El nuevo dirigente del país, U Nu, era un político demócrata que consiguió ganar las elecciones y traer algo de orden en los asuntos públicos. Pero el Gobierno controlaba muy poco del territorio. El orden lo mantenía el ejército, dirigido por el general Ne Win, un lugarteniente de Aung San y ahora comandante en jefe de las Fuerzas Armadas. A veces, el ejército tenía que encargarse de tareas administrativas, porque el Estado no podía funcionar debidamente. Los generales culpaban al Gobierno del caos y la enorme corrupción. A primera hora de la mañana del 2 de marzo de 1962, tanques y unidades armadas leales a Ne Win entraron en Rangún, rodearon el Palacio del Gobierno, arrestaron a U Nu y todas las otras figuras políticas de mayor rango, e instalaron la dictadura militar que sobrevive hasta este día.

Los nuevos gobernantes intentaron tomar medidas radicales que creían resolverían los problemas. Nacionalizaron todas las grandes industrias, incluyendo los bancos. Expulsaron a más de 400.000 personas de etnia india. Después, desmantelaron las principales instituciones civiles. Abolieron el Parlamento, los tribunales, la policía, las universidades y la burocracia. En resumen, buscaron una solución militar más que política.

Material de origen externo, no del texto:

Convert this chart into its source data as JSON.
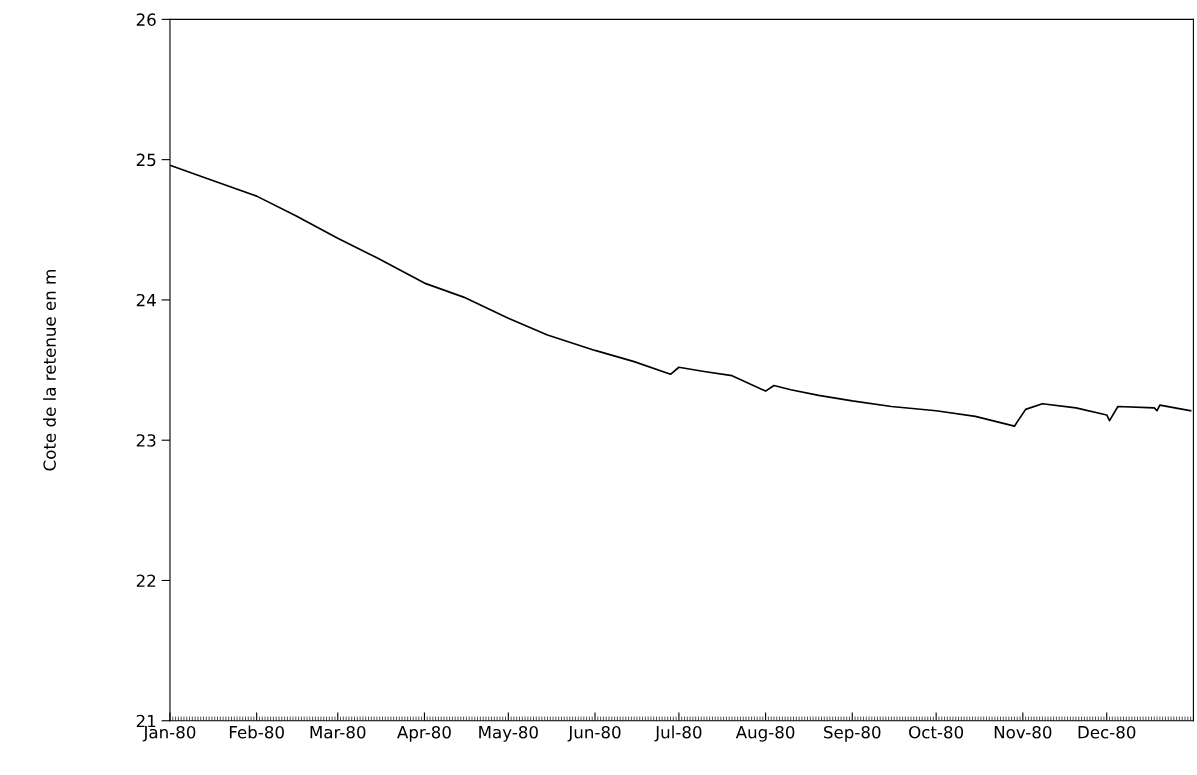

Al hacer todo eso, consiguieron aislar Birmania del resto del mundo. Incluso cambiaron su nombre tradicional por el de Myanmar, que alguien desempolvó del pasado medieval. Se excluyó a los turistas. El país, privado del comercio exterior y ayuda, se deterioró. Finalmente, en 1988, un levantamiento masivo en Rangún asustó a los generales y les obligó a considerar la alternativa de una democracia.

Se permitió que Aung San Suu Kyi y otros políticos hicieran campaña, y se convocaron elecciones en 1990. Pero cuando la victoria se inclinó hacia la Liga Nacional por la Democracia (NLD) de Aung San Suu Kyi, y los líderes del partido empezaron a hablar de llevar a los generales a juicio, el ejército se echó para atrás. La suerte estaba de su parte esta vez. Durante los años 90, la feroz guerra civil en el país llegaba a su fin. El Gobierno llegó a acuerdos con las fuerzas rebeldes comunistas y con otros grupos. Los generales habían alcanzado el éxito. Poco a poco, se restauró el turismo. ¿Pero qué pasaba con los problemas básicos del país?

La versión de los hechos que más circula en Occidente en estos momentos ve a Aung San Suu Kyi como el símbolo de la democracia y de los derechos humanos contra un régimen brutal que permite muy poca libertad política. Pero esta versión es correcta sólo hasta cierto punto y la idealización de la dirigente opositora es, por supuesto, ingenua. Birmania ha estado en guerra, incluida la civil, durante 70 años; sus jóvenes han vivido en una sociedad de permanente violencia; todavía hay varias guerrillas armadas activas; y el uso de armas es universal. Además, los diversos grupos étnicos nunca han aprendido a vivir en un Estado unificado. Sumemos esta situación a los problemas económicos del país. Resulta obvio que la democracia por sí misma no es una solución automática.

Y Aung San Suu Kyi por ella misma es más un símbolo de esperanza que una esperanza tangible y real. Los políticos de Occidente deben pensar en Birmania partiendo del conocimiento de los hechos, y no del liberalismo fácil.

Henry Kamen, historiador británico. Su último libro publicado es El enigma del Escorial, Espasa Calpe, 2009.